Many times, being busy with our normal lives we do not take the time to analyze the day to day importance of living. For me that ended Thursday May 11, 2006 with the death of my only son. I am certainly not the first grieving parent in Trinidad to lose a child to a car accident and poor healthcare but it never hits you until it happen to you.

Not all the facts of my son’s accident are fully understood as of yet, but this is what we do know for sure. The paramedic told my son not to dirty her shirt. Family members to remove valuables because they will be stolen. There was no assessment of the injured, which lead to a delay for my son. The Mount Hope Medical Complex doctor did not speak English and was non-responsive to family questions. Comments that the Doctor was just “shipped in from the Congo” were heard. The hospital personnel told my 17-year-old daughter to hook her own brother to oxygen and connect an IV. Hospital security staff instead of watching the hospital entrance found it more interesting to watch my son scream and die.

When my daughter tried to get additional medical help, the operator told her that “she better hope the connection works” because this is your last operator assisted telephone call. The operator told my daughter that she should have a cell telephone for times like this.

The reason I am writing to you today is to ask each of you to let my son be the last victim of our current system. Between un-enforced speeding, drinking and driving, road rage, poor medical response and slow unprepared trauma support in our hospitals to doctor’s and nurses who fail to practice the one common thread throughout the world of medicine, which is to “do no harm” and save lives. Not acting is the same as doing harm. To say that Trinidad killed my son would not be far from the truth.

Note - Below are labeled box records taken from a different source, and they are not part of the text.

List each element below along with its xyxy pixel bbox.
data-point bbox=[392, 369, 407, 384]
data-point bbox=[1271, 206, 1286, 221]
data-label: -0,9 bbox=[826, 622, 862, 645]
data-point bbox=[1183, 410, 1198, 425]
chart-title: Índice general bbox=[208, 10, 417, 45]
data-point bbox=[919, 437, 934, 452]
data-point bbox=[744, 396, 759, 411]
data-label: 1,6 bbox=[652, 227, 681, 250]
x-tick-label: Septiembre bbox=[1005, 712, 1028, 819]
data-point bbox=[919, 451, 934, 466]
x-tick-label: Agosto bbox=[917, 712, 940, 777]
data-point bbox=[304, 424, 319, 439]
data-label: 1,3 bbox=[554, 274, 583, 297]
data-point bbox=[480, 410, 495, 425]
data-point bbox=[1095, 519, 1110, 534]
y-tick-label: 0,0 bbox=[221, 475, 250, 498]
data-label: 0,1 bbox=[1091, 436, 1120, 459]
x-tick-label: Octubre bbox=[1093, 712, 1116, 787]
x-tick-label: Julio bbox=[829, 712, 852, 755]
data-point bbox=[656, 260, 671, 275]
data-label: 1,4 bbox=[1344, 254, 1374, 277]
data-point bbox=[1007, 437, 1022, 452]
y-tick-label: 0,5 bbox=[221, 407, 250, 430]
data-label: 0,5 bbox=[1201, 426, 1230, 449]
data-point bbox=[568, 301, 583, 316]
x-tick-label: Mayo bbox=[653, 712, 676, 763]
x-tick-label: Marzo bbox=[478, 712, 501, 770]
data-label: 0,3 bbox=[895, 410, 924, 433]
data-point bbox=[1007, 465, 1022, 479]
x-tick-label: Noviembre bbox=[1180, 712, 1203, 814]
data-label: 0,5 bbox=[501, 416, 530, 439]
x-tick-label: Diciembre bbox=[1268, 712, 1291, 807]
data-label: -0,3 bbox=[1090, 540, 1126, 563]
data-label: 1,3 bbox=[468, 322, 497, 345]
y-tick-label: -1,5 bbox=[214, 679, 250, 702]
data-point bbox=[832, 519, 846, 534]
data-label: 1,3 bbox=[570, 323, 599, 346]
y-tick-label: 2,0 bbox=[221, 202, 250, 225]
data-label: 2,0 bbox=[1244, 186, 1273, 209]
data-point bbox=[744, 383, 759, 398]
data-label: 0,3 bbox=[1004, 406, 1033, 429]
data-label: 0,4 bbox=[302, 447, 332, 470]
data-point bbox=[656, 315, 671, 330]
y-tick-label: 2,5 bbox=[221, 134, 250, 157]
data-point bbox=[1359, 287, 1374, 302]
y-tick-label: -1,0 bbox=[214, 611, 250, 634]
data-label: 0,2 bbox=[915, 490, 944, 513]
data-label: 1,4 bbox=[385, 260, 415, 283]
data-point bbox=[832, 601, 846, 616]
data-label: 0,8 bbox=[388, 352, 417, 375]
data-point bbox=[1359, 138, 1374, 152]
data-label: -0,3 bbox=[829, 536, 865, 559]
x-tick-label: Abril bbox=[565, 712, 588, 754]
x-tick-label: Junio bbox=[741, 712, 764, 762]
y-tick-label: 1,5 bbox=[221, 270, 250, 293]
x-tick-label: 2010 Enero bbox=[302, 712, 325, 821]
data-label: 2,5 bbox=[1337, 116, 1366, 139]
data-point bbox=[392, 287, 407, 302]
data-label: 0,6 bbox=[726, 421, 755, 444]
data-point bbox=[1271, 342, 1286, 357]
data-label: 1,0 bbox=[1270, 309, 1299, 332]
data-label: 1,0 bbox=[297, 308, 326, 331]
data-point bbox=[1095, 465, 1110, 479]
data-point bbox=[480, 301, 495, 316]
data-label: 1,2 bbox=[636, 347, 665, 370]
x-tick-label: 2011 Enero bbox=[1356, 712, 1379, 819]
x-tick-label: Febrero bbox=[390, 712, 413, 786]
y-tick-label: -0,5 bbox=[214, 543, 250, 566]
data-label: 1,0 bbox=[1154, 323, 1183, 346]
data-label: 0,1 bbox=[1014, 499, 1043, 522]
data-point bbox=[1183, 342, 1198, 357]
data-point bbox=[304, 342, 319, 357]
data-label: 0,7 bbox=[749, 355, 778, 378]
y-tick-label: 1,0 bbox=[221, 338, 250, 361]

My son would be alive today if his accident took place in Canada, the United States, or another Modern City. In Trinidad, you must accept whatever you get. Air lifting a critically injured patient is common practice with professionally trained and equipped staff waiting to offer immediate live saving care. In an emergency, the medical profession does not require permission to keep someone alive or to wait until he begins spitting up blood to consider internal injuries.

In my son’s case. My own daughter was removed from the hospital for trying to insist the staff of Mount Hope Medical Complex do something for my son screaming in agony. They performed a x-ray to ensure a leg was broken but somehow failed to consider internal injuries until he started bleeding from his mouth. I was there so I know.

There have been excuses, explanations offered, and confusion with this or that, but in the end due to no action, I have lost my only son. His death must have meaning and I can accept his sacrifice if we as a country can join the modern world and fix the important issues facing us. Is there anything more precious than the love of a child? Are greed and no action really what Trinidad wants for itself?

Let my son be the last child to die in Trinidad for lack of caring.

A grieving father, a Trinidadian and someone hopeful for all the remaining children of our country.